The analysis of an argument is incomplete without a consideration of the audience for which it was constructed and the context in which it was presented. 7 An argument that is seen as robust and evidence-based by an audience of academics may be rejected as ethereal and out of touch by an audience of policymakers. 8 The intended audience for our original series on complexity consisted of doctors and other BMJ readers who were entirely naïve to the notion of a complex adaptive system (it was, after all, early days). The articles as originally drafted were misunderstood by the BMJ's reviewers and rejected by its editors for being implausible and containing too much jargon (contrast the quote from Paley in paragraph five above with the quote from our own paper, which says essentially the same thing in plain English). The final version of our series contained numerous simplifications and some rather populist examples and metaphors, though we did manage to avoid the one about the butterfly's wings. Algebra, as offered by Paley in his article, would undoubtedly have been edited out, and rightly.

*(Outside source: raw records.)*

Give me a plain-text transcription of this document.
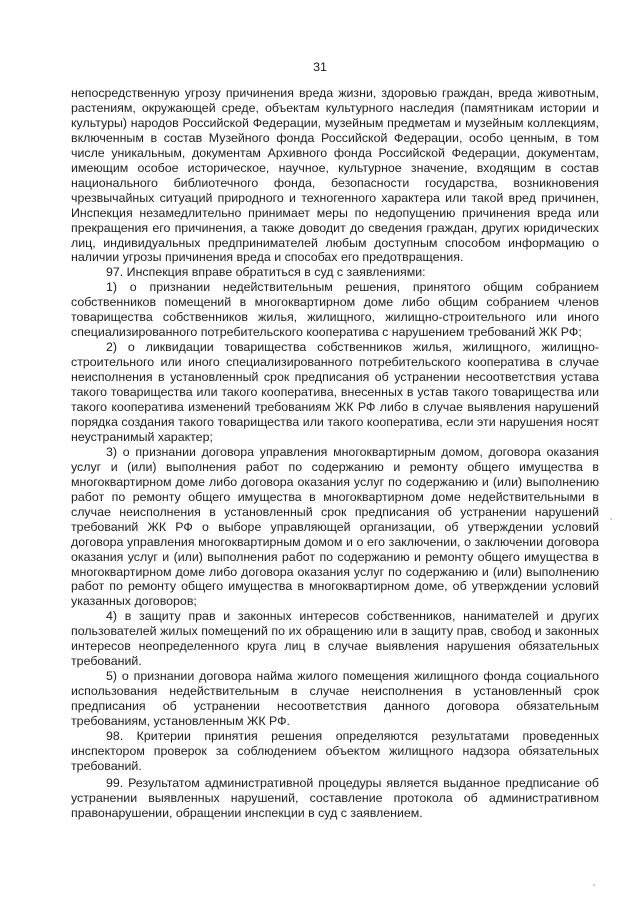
31

непосредственную угрозу причинения вреда жизни, здоровью граждан, вреда животным, растениям, окружающей среде, объектам культурного наследия (памятникам истории и культуры) народов Российской Федерации, музейным предметам и музейным коллекциям, включенным в состав Музейного фонда Российской Федерации, особо ценным, в том числе уникальным, документам Архивного фонда Российской Федерации, документам, имеющим особое историческое, научное, культурное значение, входящим в состав национального библиотечного фонда, безопасности государства, возникновения чрезвычайных ситуаций природного и техногенного характера или такой вред причинен, Инспекция незамедлительно принимает меры по недопущению причинения вреда или прекращения его причинения, а также доводит до сведения граждан, других юридических лиц, индивидуальных предпринимателей любым доступным способом информацию о наличии угрозы причинения вреда и способах его предотвращения.

97. Инспекция вправе обратиться в суд с заявлениями:

1) о признании недействительным решения, принятого общим собранием собственников помещений в многоквартирном доме либо общим собранием членов товарищества собственников жилья, жилищного, жилищно-строительного или иного специализированного потребительского кооператива с нарушением требований ЖК РФ;

2) о ликвидации товарищества собственников жилья, жилищного, жилищно-строительного или иного специализированного потребительского кооператива в случае неисполнения в установленный срок предписания об устранении несоответствия устава такого товарищества или такого кооператива, внесенных в устав такого товарищества или такого кооператива изменений требованиям ЖК РФ либо в случае выявления нарушений порядка создания такого товарищества или такого кооператива, если эти нарушения носят неустранимый характер;

3) о признании договора управления многоквартирным домом, договора оказания услуг и (или) выполнения работ по содержанию и ремонту общего имущества в многоквартирном доме либо договора оказания услуг по содержанию и (или) выполнению работ по ремонту общего имущества в многоквартирном доме недействительными в случае неисполнения в установленный срок предписания об устранении нарушений требований ЖК РФ о выборе управляющей организации, об утверждении условий договора управления многоквартирным домом и о его заключении, о заключении договора оказания услуг и (или) выполнения работ по содержанию и ремонту общего имущества в многоквартирном доме либо договора оказания услуг по содержанию и (или) выполнению работ по ремонту общего имущества в многоквартирном доме, об утверждении условий указанных договоров;

4) в защиту прав и законных интересов собственников, нанимателей и других пользователей жилых помещений по их обращению или в защиту прав, свобод и законных интересов неопределенного круга лиц в случае выявления нарушения обязательных требований.

5) о признании договора найма жилого помещения жилищного фонда социального использования недействительным в случае неисполнения в установленный срок предписания об устранении несоответствия данного договора обязательным требованиям, установленным ЖК РФ.

98. Критерии принятия решения определяются результатами проведенных инспектором проверок за соблюдением объектом жилищного надзора обязательных требований.

99. Результатом административной процедуры является выданное предписание об устранении выявленных нарушений, составление протокола об административном правонарушении, обращении инспекции в суд с заявлением.
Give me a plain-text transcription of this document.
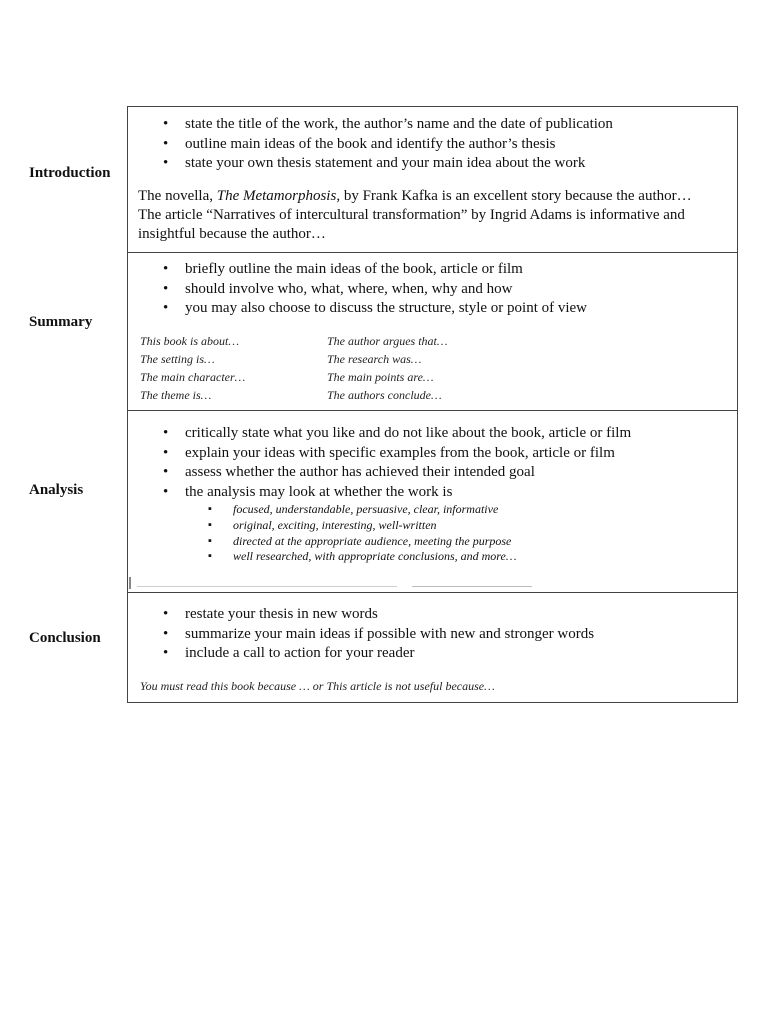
Introduction
Summary
Analysis
Conclusion
• state the title of the work, the author’s name and the date of publication
• outline main ideas of the book and identify the author’s thesis
• state your own thesis statement and your main idea about the work
The novella, The Metamorphosis, by Frank Kafka is an excellent story because the author…
The article “Narratives of intercultural transformation” by Ingrid Adams is informative and
insightful because the author…
• briefly outline the main ideas of the book, article or film
• should involve who, what, where, when, why and how
• you may also choose to discuss the structure, style or point of view
This book is about…
The setting is…
The main character…
The theme is…
The author argues that…
The research was…
The main points are…
The authors conclude…
• critically state what you like and do not like about the book, article or film
• explain your ideas with specific examples from the book, article or film
• assess whether the author has achieved their intended goal
• the analysis may look at whether the work is
▪ focused, understandable, persuasive, clear, informative
▪ original, exciting, interesting, well-written
▪ directed at the appropriate audience, meeting the purpose
▪ well researched, with appropriate conclusions, and more…
• restate your thesis in new words
• summarize your main ideas if possible with new and stronger words
• include a call to action for your reader
You must read this book because … or This article is not useful because…
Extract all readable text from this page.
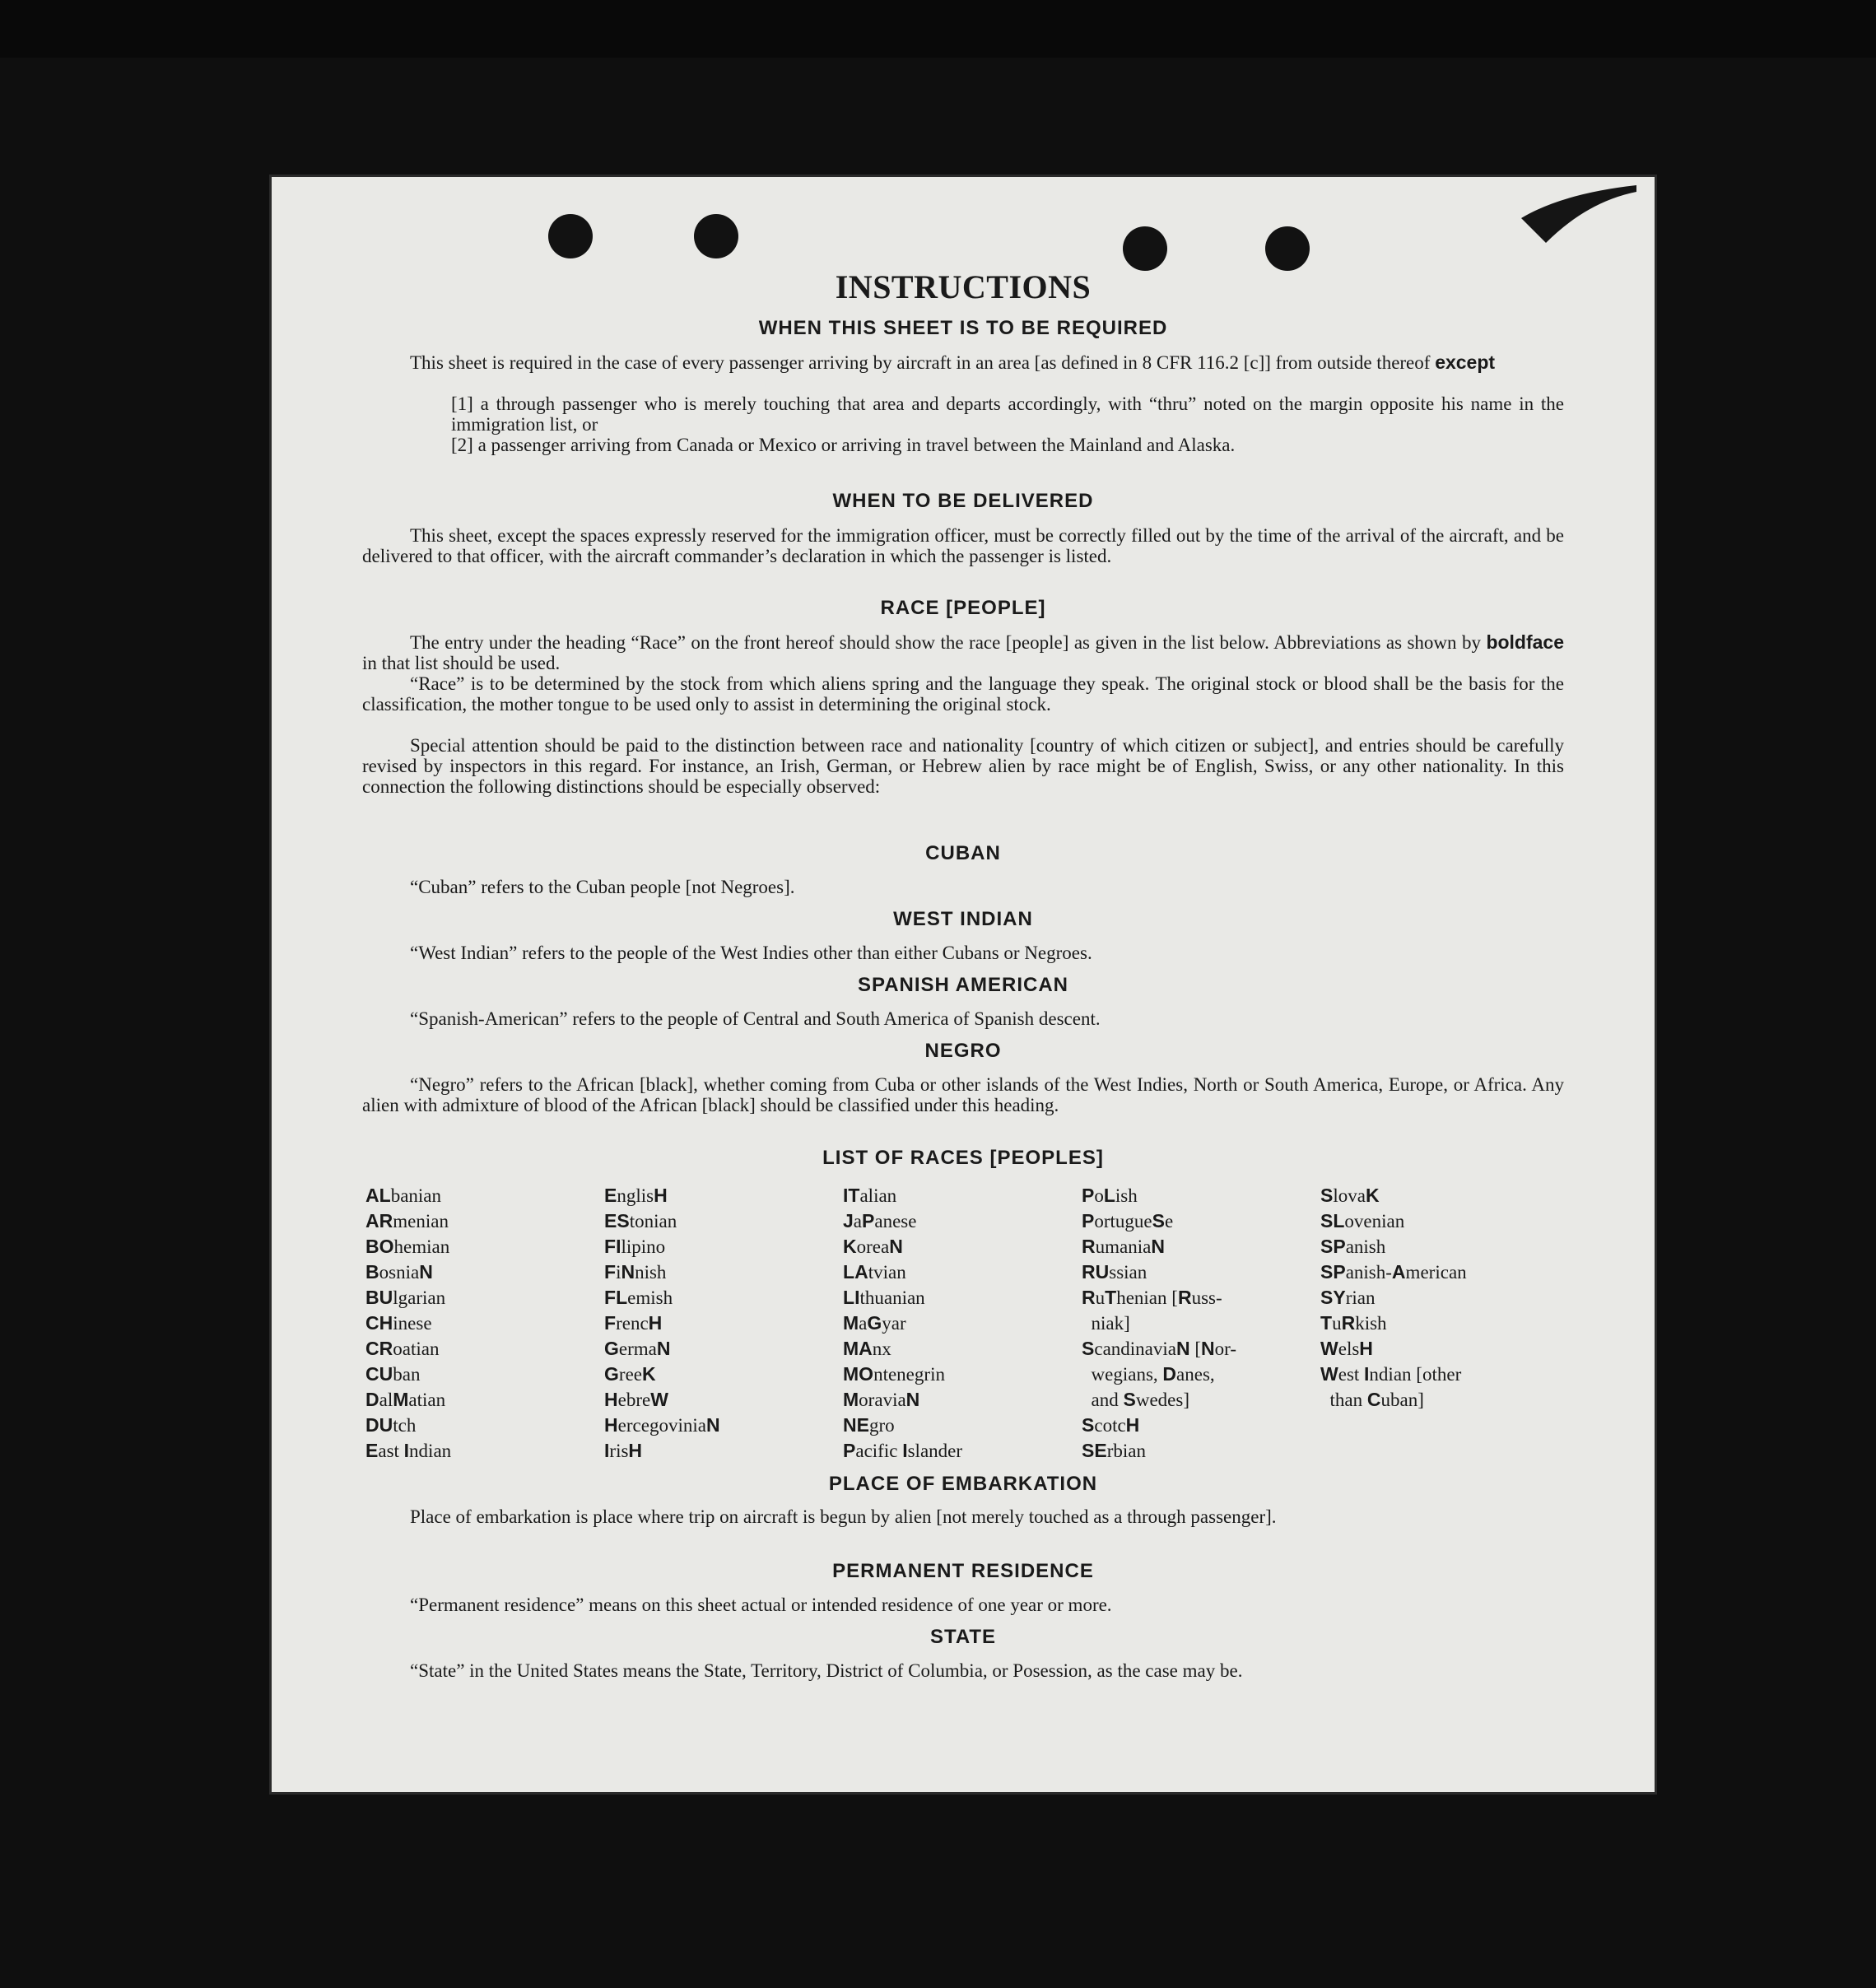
INSTRUCTIONS
WHEN THIS SHEET IS TO BE REQUIRED
This sheet is required in the case of every passenger arriving by aircraft in an area [as defined in 8 CFR 116.2 [c]] from outside thereof except
[1] a through passenger who is merely touching that area and departs accordingly, with “thru” noted on the margin opposite his name in the immigration list, or
[2] a passenger arriving from Canada or Mexico or arriving in travel between the Mainland and Alaska.
WHEN TO BE DELIVERED
This sheet, except the spaces expressly reserved for the immigration officer, must be correctly filled out by the time of the arrival of the aircraft, and be delivered to that officer, with the aircraft commander’s declaration in which the passenger is listed.
RACE [PEOPLE]
The entry under the heading “Race” on the front hereof should show the race [people] as given in the list below. Abbreviations as shown by boldface in that list should be used.
“Race” is to be determined by the stock from which aliens spring and the language they speak. The original stock or blood shall be the basis for the classification, the mother tongue to be used only to assist in determining the original stock.
Special attention should be paid to the distinction between race and nationality [country of which citizen or subject], and entries should be carefully revised by inspectors in this regard. For instance, an Irish, German, or Hebrew alien by race might be of English, Swiss, or any other nationality. In this connection the following distinctions should be especially observed:
CUBAN
“Cuban” refers to the Cuban people [not Negroes].
WEST INDIAN
“West Indian” refers to the people of the West Indies other than either Cubans or Negroes.
SPANISH AMERICAN
“Spanish-American” refers to the people of Central and South America of Spanish descent.
NEGRO
“Negro” refers to the African [black], whether coming from Cuba or other islands of the West Indies, North or South America, Europe, or Africa. Any alien with admixture of blood of the African [black] should be classified under this heading.
LIST OF RACES [PEOPLES]
ALbanian
ARmenian
BOhemian
BosniaN
BUlgarian
CHinese
CRoatian
CUban
DalMatian
DUtch
East Indian
EnglisH
EStonian
FIlipino
FiNnish
FLemish
FrencH
GermaN
GreeK
HebreW
HercegoviniaN
IrisH
ITalian
JaPanese
KoreaN
LAtvian
LIthuanian
MaGyar
MAnx
MOntenegrin
MoraviaN
NEgro
Pacific Islander
PoLish
PortugueSe
RumaniaN
RUssian
RuThenian [Russ-
niak]
ScandinaviaN [Nor-
wegians, Danes,
and Swedes]
ScotcH
SErbian
SlovaK
SLovenian
SPanish
SPanish-American
SYrian
TuRkish
WelsH
West Indian [other
than Cuban]
PLACE OF EMBARKATION
Place of embarkation is place where trip on aircraft is begun by alien [not merely touched as a through passenger].
PERMANENT RESIDENCE
“Permanent residence” means on this sheet actual or intended residence of one year or more.
STATE
“State” in the United States means the State, Territory, District of Columbia, or Posession, as the case may be.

We have published a number of subsequent papers and a book, all of which Paley chose to ignore, which offer a more sophisticated analysis of complex adaptive systems.9–19 For example, in her opening keynote lecture to the 2009 World Family Doctors' Conference in Basel, Switzerland, Greenhalgh argued that what is widely referred to as ‘complexity theory' is little more than a general world view at a high level of abstraction; it needs to be refined, adapted and applied in different ways for different research questions. 16 Family medicine research typically involves the study of how individuals behave and relationships develop, contextualized in particular social, institutional and technological settings. Within our over-arching world view (‘complexity’), and with specific questions in mind, we can make eclectic use of middle-range theories to illuminate how micro-level phenomena (such as human agency, identity, capability, morality and physiology, and the affordances and constraints of particular technologies) interact in complex ways with macro-level phenomena such as economic, political, legal and professional structures to produce outcomes that can never be fully predicted or controlled. A detailed theoretical paper applying this approach to the study of the adoption and nonadoption of technologies in the UK National Programme for IT is in press. 20
Other authors have applied this same principle of combining the general world view of ‘complexity’ with a more specific and detailed middle-range theory for undertaking (for example) organizational case studies, 21 designing information systems,22;23 developing clinical microsystems 24 and preparing for bioterrorism. 25
Our original BMJ series on complexity in health care has been cited by some 900 publications. These include many scholarly papers which recognized the introductory focus of that series and offered nuanced corrections, extensions and adaptations. Numerous other authors over the years have misinterpreted, misrepresented or misapplied our arguments, but we cannot be held responsible for this.